This month I did something I should have done a long time ago. I started learning Kubernetes. I already read a little bit about the internals and spend a lot of time reading documentation for Nomad by Hashicorp, younger, simpler sibling of kubernetes. Kubernetes is a whole another level of monster though.

I will be leaving my current job at and joining SumUp in June. Most likely remotely at the beginning but I plan to move to Berlin as soon as the situation permits. This was a huge decision and not an easy one to make. I like, the team, the people, the job. The thing is, there most likely won’t be a better time than now and this is an opportunity I would be a fool not to take.


Not very often, especially in these times, you get the opportunity to set foot (or a wheel) abroad. So when I was approached by a friend with the offer of flying to Mallorca for 10 day cycling trip I accepted it without much hesitation. To be honest, I was quite nervous because my road cycling experience until than consisted of around 400km in 3 months. It didn’t help much either that I would be in a company of experienced riders with track record of years with over 10,000km and multiple wins on Czech as well as foreign races.

It goes without saying that the trip was intensive and demanding but to my surprise my legs held quite well. In the 10 days on the scenic island of Mallorca we rode 1097.86 km with average speed well above 30 km/h and grand total of 12,171 vertical meters. I saw the most remarkable sights such as Formentor and the bay of Sa Calobra (this one still hurts).

Overall, and in simple terms, I loved it. In a company of great people the suffer fest turned into one of the best vacation I ever had and I hope there will be more in the future.

The act of note taking

Robin Cussol, colleague of mine, has this well written and highly informative blog. In his 2020 year review he mentions a habit that I wanted to implement for quite some time: note taking.

In the online world we are surrounded with vast amount of information on all the possible subjects. News, social media, pictures, even videos are all build to be consumed in great quantities, fast, and without many thoughts. Yet, we prosper the most by diving deep into the things that we enjoy or that we want to learn.

Taking notes forces you to slow down. To better consider what you spent your time on. And for me most importantly there’s actually something left behind instead of me forgetting everything in matter of hours.
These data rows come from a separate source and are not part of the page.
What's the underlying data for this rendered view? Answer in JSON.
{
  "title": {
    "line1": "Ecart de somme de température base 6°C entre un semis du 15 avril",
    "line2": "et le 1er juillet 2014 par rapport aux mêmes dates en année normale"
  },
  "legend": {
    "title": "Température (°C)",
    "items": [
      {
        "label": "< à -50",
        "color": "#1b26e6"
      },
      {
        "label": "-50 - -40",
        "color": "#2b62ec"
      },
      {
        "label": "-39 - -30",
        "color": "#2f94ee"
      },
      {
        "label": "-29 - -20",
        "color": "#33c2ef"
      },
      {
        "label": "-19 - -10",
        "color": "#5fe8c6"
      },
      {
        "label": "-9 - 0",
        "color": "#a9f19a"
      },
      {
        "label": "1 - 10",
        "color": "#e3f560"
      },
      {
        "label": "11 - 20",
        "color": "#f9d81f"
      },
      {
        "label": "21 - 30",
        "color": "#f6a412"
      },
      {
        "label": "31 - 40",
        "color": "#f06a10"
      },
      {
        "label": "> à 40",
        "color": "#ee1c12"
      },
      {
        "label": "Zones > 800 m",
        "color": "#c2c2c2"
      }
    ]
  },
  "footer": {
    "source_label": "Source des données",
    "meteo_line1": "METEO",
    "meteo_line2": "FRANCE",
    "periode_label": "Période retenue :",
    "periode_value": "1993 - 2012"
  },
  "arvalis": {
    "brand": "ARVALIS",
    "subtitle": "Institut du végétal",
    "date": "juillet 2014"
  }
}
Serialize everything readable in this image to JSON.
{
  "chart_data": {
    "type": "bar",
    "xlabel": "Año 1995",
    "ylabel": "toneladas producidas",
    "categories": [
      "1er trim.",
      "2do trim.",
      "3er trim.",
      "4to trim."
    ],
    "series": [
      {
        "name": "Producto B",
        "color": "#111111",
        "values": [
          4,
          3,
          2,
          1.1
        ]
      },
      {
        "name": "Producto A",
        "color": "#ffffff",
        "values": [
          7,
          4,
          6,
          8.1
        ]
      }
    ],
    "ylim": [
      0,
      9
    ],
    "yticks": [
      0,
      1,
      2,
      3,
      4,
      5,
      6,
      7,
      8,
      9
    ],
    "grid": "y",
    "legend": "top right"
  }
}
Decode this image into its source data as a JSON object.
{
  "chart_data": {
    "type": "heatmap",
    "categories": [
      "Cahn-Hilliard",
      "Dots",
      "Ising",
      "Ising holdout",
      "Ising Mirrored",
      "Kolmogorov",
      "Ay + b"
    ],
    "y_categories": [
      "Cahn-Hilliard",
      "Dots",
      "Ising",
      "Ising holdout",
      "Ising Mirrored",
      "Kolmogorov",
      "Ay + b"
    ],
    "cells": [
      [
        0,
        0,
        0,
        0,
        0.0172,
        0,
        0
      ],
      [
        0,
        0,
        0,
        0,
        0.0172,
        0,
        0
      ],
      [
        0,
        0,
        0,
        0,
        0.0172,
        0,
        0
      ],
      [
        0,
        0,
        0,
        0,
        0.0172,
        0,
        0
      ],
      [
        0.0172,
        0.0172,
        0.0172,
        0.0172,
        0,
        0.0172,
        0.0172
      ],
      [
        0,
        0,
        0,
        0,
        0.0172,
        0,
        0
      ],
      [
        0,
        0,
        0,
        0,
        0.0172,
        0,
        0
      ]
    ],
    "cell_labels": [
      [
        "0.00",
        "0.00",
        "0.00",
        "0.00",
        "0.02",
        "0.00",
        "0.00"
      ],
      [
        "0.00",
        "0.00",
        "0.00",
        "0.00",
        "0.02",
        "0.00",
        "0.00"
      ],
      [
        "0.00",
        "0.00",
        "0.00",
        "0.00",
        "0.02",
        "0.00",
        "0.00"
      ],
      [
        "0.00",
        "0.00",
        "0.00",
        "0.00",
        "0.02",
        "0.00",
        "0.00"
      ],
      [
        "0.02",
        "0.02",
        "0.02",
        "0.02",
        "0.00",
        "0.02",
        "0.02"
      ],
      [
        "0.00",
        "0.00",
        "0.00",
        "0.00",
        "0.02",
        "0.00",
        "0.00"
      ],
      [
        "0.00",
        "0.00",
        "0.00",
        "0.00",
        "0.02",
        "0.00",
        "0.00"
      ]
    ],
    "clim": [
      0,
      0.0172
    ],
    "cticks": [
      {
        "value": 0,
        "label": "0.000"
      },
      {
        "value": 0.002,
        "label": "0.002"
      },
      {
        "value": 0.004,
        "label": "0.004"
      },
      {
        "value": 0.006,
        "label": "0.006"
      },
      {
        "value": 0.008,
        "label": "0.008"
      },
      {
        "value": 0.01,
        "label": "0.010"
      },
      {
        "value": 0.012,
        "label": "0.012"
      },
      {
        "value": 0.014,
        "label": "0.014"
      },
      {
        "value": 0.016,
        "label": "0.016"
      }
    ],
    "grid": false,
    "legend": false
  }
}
Partially, I take my notes here, on this blog. Either in the form of book wrap-ups and reviews or in the form of short blog posts and monthly look-backs. I also have plenty of stuff written in Notion where I did a large cleanup recently and decided to delete as many links as possible. Instead, I tried to write short TL;DR of what I learned from the article and I plan to keep this approach further. Would be nice to do the same thing with the hundreds of opened tabs in my mobile web browser but that will take a few days so maybe another time.


  • Clean Architecture with GO. Even as my knowledge of Golang ecosystem grows, I am yet to find out, what the best application structure is for clean and maintainable APIs. For example the MVC pattern isn’t really applicable in Golang, rather structures similar to api <-> service <-> storage can be often seen, but those sometimes fall short of the needs as well. This article provides a nice take on alternative approach with schema controller -> interactor -> presenter where controller encapsulates the request logic, interactor handles the internal stuff you would normally find in the service and storage layer and presenter handles the transformation of the application models back into response returned to the user.
  • The Pirate Problem, what could be hard about five pirates dividing a treasure.
  • Nomad is workload orchestrator developed by Hashicorp. It’s wonderful piece of software that I started to dig into to better understand internal working of workload orchestrators and schedulers (think kubernetes).
  • r/WhiteHouseBets by Alex Danco, on GME, Reddit, reflexivity, and how internet enables crowds of people to focus their attention onto singular thing.
  • A Sea Story by William Langewiesche. After quite some time I found myself on an airport quickly looking for some read into the airplane. And where else to look for than in the archives of William Langewiesche’s. This time, another disaster horror story from 1994 when 850 people lost their lives on board luxurious ferry on the Baltic sea.
  • Tracing Paper by Mitch Anzuoni. That your digital footprint is easily trackable is now a fact almost taken for granted but who would have assumed that printed documents could be tracked too?
  • Inside a viral website by Tom. Ever Given container ship blocked the Suez canal for just over 6 days which had not only impact on large portion of the world’s trade but also the world’s meme scene. One of the greatest memes being This article talks about running the viral meme website that attracted large amount of traffic of the course of the 6 days and goes into details of how the author tried to monetize it.